The page has posted a bevy of content that appears to be AI-edited or generated, including a picture of the couple with Trump and first lady Melania Trump celebrating the new year in Washington.
The photo raised suspicions in Israel because it shows Sara Netanyahu wearing a black dress absent from other photos of the event, where she wore a dark red frock. Appearing in the sky above the couples are brightly colored fireworks and American and Israeli flags that Farid said were “almost certainly” generated by AI.
It is now marked with a tag on Instagram indicating that it may have been altered or generated using AI. It is not clear when the tag was added nor by whom.
Netanyahu is not alone. Many world figures, including Trump, use AI-generated image manipulation frequently in their public output.
Tehilla Shwartz Altshuler, who runs the “Democracy in the Digital Age Program,” at the Israel Democracy Institute, a Jerusalem think tank, called it “part of the populist playbook” and said there was “no question” that Netanyahu was emulating how Trump uses the technology.

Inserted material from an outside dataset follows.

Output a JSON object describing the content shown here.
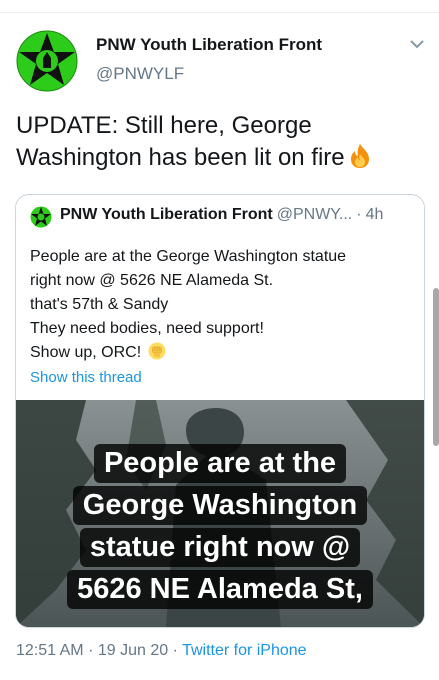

Netanyahu’s official Instagram has posted video of Trump and Netanyahu in a B-2 bomber that appears entirely AI-generated. It is captioned “on our victory lap,” referencing the joint Israel-US attacks on Iran last year.
“This is exactly what Netanyahu and his surrounding circle have tried to do for many years,” she said. “Presenting himself as a superhero, his wife as a supermodel, their family as a super loyal family. Even when it wasn’t the case, even at the expense of actual political work, administrative work and social work.”
She said Israel has reached a critical point in official government record-keeping and communications.
“The question of archiving the truth, archiving history, will be one of the questions of our time.”